Toute la peinture siennoise ultérieure, de Simone Martini aux frères Pietro et Ambrogio Lorenzetti (qui ont peut-être été ses élèves), avait en Duccio son principal point de référence : à l’époque, Sienne était en concurrence avec Florence pour la primauté de l’art et, par conséquent, Duccio était l’un des principaux points de référence de son temps. À l’époque où il travaillait, Sienne était une ville très puissante, capable de compter sur une économie florissante, et sa stabilité politique y avait grandement contribué, grâce aussi à une structure municipale qui permettait à toutes les classes sociales de la ville de participer à la gestion des affaires publiques.

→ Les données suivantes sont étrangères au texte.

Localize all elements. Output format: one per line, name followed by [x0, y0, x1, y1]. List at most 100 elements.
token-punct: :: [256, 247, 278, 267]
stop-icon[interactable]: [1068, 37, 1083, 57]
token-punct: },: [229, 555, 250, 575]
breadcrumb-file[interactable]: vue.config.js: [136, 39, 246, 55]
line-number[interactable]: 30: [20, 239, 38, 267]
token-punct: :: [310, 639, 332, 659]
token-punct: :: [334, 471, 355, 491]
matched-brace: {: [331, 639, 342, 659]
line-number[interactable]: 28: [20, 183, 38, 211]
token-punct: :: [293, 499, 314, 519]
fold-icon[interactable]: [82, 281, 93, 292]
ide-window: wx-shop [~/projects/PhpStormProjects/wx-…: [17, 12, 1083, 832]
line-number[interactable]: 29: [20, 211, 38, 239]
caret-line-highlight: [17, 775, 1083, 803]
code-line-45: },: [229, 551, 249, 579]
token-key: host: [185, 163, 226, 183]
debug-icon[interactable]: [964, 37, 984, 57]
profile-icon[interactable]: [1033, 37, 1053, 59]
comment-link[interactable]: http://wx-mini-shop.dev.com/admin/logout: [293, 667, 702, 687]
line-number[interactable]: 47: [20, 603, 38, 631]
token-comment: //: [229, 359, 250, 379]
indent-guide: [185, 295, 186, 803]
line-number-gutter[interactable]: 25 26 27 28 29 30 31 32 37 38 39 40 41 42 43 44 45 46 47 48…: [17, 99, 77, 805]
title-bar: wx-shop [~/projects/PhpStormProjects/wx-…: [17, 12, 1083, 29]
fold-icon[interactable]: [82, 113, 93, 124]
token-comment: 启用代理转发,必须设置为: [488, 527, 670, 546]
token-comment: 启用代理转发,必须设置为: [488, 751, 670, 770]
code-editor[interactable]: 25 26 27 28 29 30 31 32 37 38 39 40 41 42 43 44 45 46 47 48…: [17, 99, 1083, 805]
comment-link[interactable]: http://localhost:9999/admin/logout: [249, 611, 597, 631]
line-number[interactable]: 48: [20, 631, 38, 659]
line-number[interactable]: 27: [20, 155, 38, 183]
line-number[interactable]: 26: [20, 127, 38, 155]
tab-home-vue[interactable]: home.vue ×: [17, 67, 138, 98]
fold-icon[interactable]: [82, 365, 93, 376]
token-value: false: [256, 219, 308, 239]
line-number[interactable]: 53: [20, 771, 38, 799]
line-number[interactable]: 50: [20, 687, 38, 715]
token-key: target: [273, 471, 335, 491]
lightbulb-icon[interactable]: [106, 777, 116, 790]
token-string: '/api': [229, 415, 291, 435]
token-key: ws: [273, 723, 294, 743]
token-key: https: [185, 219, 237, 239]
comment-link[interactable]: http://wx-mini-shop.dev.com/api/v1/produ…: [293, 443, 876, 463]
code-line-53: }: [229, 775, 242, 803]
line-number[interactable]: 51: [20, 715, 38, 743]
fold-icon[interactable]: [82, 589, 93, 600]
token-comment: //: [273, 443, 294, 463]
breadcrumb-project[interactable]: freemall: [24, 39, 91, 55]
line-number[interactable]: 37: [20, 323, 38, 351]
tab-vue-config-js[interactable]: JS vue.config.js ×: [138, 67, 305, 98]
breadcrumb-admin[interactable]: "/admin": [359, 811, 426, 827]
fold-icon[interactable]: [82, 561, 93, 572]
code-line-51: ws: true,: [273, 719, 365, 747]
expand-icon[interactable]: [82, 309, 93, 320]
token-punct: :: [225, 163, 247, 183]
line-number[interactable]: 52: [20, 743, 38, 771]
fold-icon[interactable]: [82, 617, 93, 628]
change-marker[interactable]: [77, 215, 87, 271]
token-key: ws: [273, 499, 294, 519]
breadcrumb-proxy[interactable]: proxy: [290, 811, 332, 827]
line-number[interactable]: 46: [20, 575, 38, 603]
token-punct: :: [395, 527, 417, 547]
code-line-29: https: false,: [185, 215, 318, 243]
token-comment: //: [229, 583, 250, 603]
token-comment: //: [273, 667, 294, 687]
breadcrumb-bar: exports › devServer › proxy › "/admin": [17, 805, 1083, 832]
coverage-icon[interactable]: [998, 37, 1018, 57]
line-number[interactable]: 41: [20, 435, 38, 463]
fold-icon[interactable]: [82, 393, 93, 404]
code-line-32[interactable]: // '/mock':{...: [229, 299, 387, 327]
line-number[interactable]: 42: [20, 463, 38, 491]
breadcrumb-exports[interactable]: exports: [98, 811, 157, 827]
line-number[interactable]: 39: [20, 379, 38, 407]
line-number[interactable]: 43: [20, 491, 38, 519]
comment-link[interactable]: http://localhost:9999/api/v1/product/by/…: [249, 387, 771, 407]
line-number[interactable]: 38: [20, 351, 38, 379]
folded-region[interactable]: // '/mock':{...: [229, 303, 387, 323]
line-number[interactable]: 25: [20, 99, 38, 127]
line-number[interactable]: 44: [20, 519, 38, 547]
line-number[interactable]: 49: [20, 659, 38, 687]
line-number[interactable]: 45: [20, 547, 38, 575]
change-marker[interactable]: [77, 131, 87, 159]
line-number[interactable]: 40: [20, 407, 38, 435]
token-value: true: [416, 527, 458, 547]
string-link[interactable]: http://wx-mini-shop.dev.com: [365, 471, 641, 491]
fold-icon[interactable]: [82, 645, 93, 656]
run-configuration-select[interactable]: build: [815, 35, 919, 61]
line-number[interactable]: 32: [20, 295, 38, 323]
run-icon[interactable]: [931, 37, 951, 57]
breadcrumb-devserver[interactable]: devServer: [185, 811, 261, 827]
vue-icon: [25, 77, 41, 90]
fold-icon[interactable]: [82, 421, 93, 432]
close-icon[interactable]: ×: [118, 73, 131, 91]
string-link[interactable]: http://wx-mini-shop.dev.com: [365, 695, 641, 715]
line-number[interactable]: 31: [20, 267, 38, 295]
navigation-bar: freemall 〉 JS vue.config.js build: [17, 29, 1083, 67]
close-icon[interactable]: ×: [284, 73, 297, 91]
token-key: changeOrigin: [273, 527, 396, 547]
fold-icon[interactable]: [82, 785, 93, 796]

En 1260, avec la bataille de Montaperti, Sienne est entrée en confrontation directe avec Florence: la bataille a été remportée par les Siennois, qui ont à leur tour été vaincus neuf ans plus tard à Colle di val d’Elsa. Ces affrontements eurent également des conséquences sur le plan culturel, puisque des échanges artistiques eurent lieu entre les Siennois et les Florentins : par exemple, en 1261, le Florentin Coppo di Marcovaldo, probablement l’artiste florentin le plus moderne et le plus actuel de l’époque, arriva à Sienne en tant que prisonnier après la bataille de Montaperti, et cette présence apporta une vague de renouveau à l’école locale, qui s’ouvrit pour la première fois aux volumétries des Florentins. L’école siennoise était en effet restée jusqu’alors très liée à la tradition byzantine, et l’arrivée de Coppo di Marcovaldo a contribué à la remettre au goût du jour.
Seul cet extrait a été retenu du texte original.